Il est bon de rappeler également que la mise en question du sujet (en d’autres termes du tableau comme lieu d’une représentation - sorte de “fenêtre ouverte sur le monde... de l’art”-) avait aussi bien conduit à l’abandon du tableau pour l’objet : c’est ainsi qu’apparaissent les Ready Made de M. Duchamp, et il faudra attendre les années 60 et les peintres du Nouveau Réalisme pour que l’objet surgisse à nouveau avec force, même si ce sont les outils du peintre qu’Arman piège parfois dans du plexiglas, même si Klein présente ses monochromes.
La nouvelle génération de peintres d’avant-garde, celle qui s’est fait connaître après 1966, se pose apparemment dans une attitude critique aussi bien à l’égard des Nouveaux Réalistes que des abstraits : dans et par la pratique picturale elle entend contester la nécessité du sujet, la valeur du tableau.
Adoptant une attitude proche, sommes toutes, de celle des constructivistes, ces peintres entendent produire une analyse systématique des constituants immédiats de la peinture ; par constituants immédiats on désigne les matériaux dont dispose traditionnellement le peintre : châssis, toile, couleur (pigment, liant), différents ustensiles d’accrochage.
Ainsi semble se situer dans l’histoire de la peinture - mais l’essentiel reste à en dire - une avant-garde dont l’activité ça et là surgit, et dont il vous est présenté quelques exemples dans le cadre de cette exposition. Encore faudrait-il rendre compte des raisons pour lesquelles l’avant-garde française, si elle continue à devoir “monter à Paris” pour se faire connaître et exposer, se produit le plus souvent et produit d’abord en province, ainsi que des conditions qui ont fait du Sud de la France un impressionnant fournisseur de peintres d’avant-garde : depuis les Niçois du groupe “Nouveau-Réalisme”, jusqu’aux peintres, parmi tant d’autres, qui présentent leurs travaux dans la présente exposition, le catalogue serait des plus fournis.

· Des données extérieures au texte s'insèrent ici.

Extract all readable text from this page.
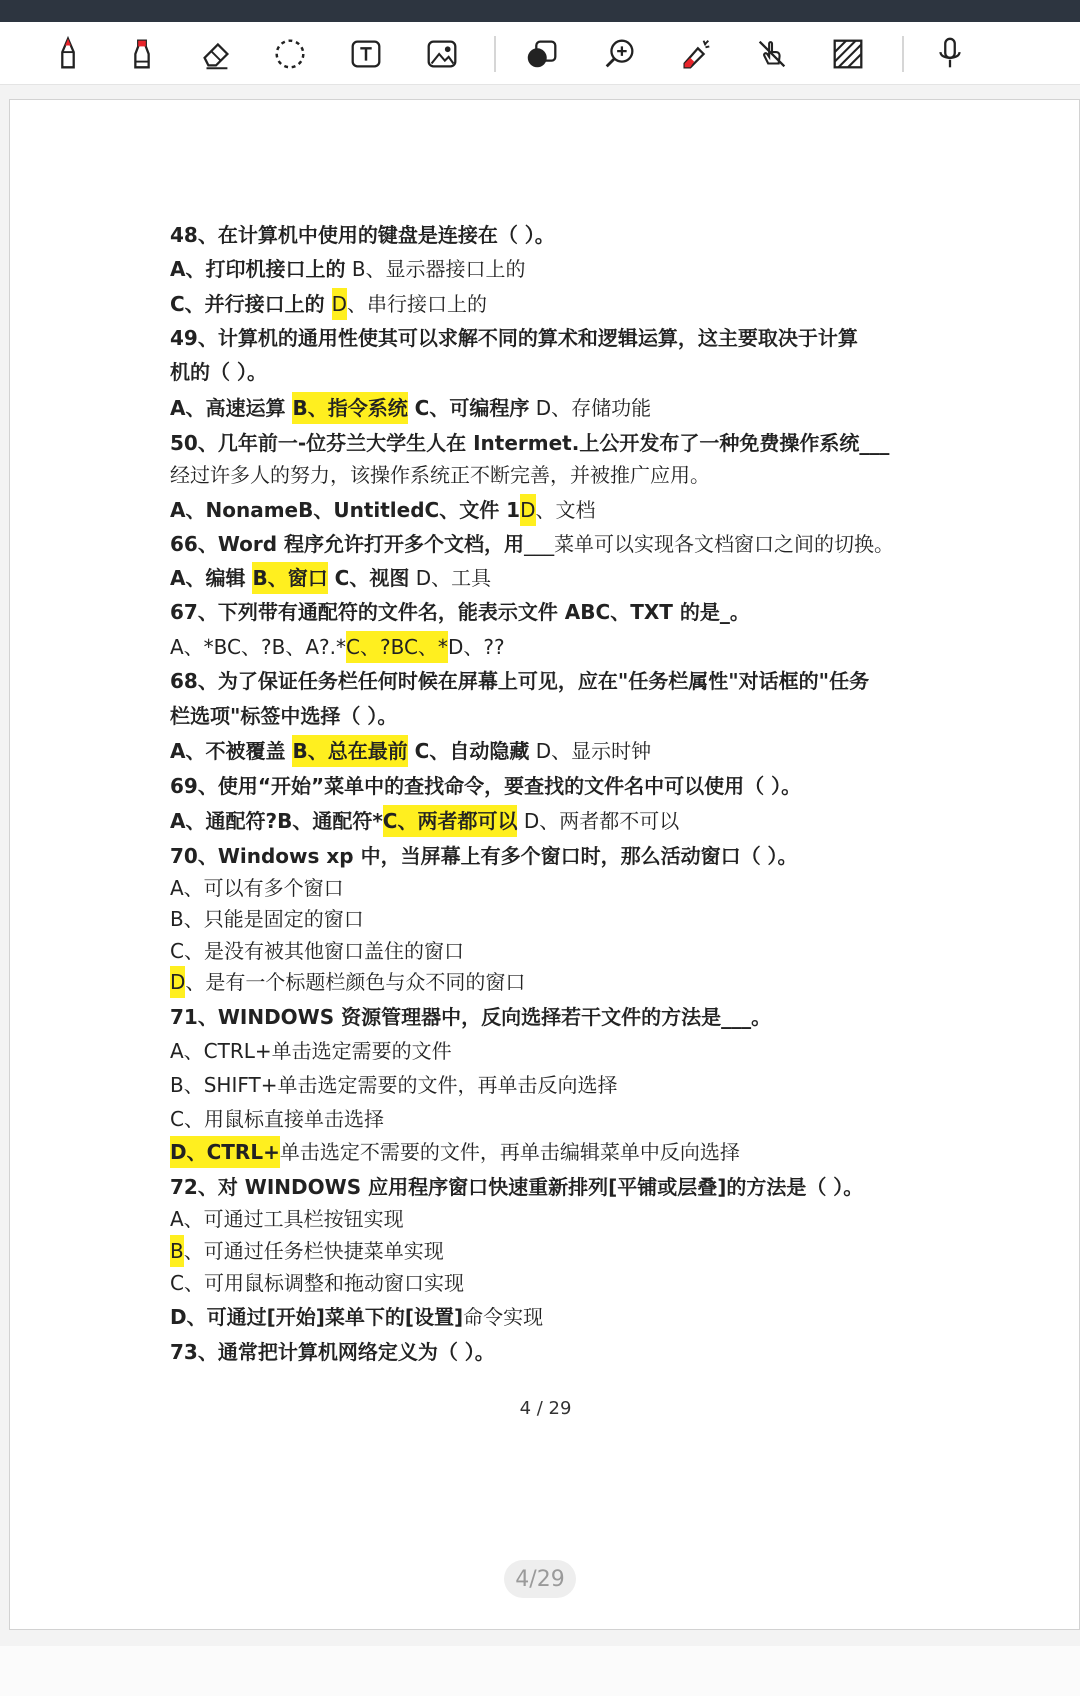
48、在计算机中使用的键盘是连接在（ ）。
A、打印机接口上的 B、显示器接口上的
C、并行接口上的 D、串行接口上的
49、计算机的通用性使其可以求解不同的算术和逻辑运算，这主要取决于计算
机的（ ）。
A、高速运算 B、指令系统 C、可编程序 D、存储功能
50、几年前一-位芬兰大学生人在 Intermet.上公开发布了一种免费操作系统___
经过许多人的努力，该操作系统正不断完善，并被推广应用。
A、NonameB、UntitledC、文件 1D、文档
66、Word 程序允许打开多个文档，用___菜单可以实现各文档窗口之间的切换。
A、编辑 B、窗口 C、视图 D、工具
67、下列带有通配符的文件名，能表示文件 ABC、TXT 的是_。
A、*BC、?B、A?.*C、?BC、*D、??
68、为了保证任务栏任何时候在屏幕上可见，应在"任务栏属性"对话框的"任务
栏选项"标签中选择（ ）。
A、不被覆盖 B、总在最前 C、自动隐藏 D、显示时钟
69、使用“开始”菜单中的查找命令，要查找的文件名中可以使用（ ）。
A、通配符?B、通配符*C、两者都可以 D、两者都不可以
70、Windows xp 中，当屏幕上有多个窗口时，那么活动窗口（ ）。
A、可以有多个窗口
B、只能是固定的窗口
C、是没有被其他窗口盖住的窗口
D、是有一个标题栏颜色与众不同的窗口
71、WINDOWS 资源管理器中，反向选择若干文件的方法是___。
A、CTRL+单击选定需要的文件
B、SHIFT+单击选定需要的文件，再单击反向选择
C、用鼠标直接单击选择
D、CTRL+单击选定不需要的文件，再单击编辑菜单中反向选择
72、对 WINDOWS 应用程序窗口快速重新排列[平铺或层叠]的方法是（ ）。
A、可通过工具栏按钮实现
B、可通过任务栏快捷菜单实现
C、可用鼠标调整和拖动窗口实现
D、可通过[开始]菜单下的[设置]命令实现
73、通常把计算机网络定义为（ ）。
4 / 29
4/29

Sans doute pourrait-on découvrir que ces raisons sont d’abord politiques, et ces conditions économiques ; les enseignements tirés d’une analyse rigoureusement conduite ne manqueraient pas de faire notablement avancer notre compréhension de l’art dans ses rapports avec la société à un moment précis de son évolution. Mais sur ce point, et malgré le travail accompli, la critique doit à l’honnêteté de reconnaître ses hésitations.
Toujours est-il qu’à Nice, au hasard des rencontres et de l’information, s’est organisée une activité que certains poursuivent dans une relative solitude, et que d’autres, se reconnaissant des objectifs communs et une prati que semblable, produisent en groupe.
Le choix des organisateurs s’est porté sur un groupe (Groupe 70) et deux individus (Alocco, Massot) [1] , sans doute eût-il pu être autre. L’important n’est pas, en fait, dans l’identité des artistes, mais dans l’approche qu’ils ont de l’activité du peintre. En cela, ils ont valeur d’exemples. Et il suffit, pour présenter l’ensemble de ces travaux, de reprendre l’orientation initialement définie :
un sujet : la matérialité de la peinture
un projet : l’analyse de ses constituants immédiats.
[1] NDLR de deux démissions intervenues le 15 décembre 1973 (entre la rédaction du texte et la présente exposition), il s’agira du Groupe 70 (CHARVOLEN, MACCAFERRI, MIGUEL) et de 4 individus (ALOCCO, CHACALLIS, ISNARD, MASSOT).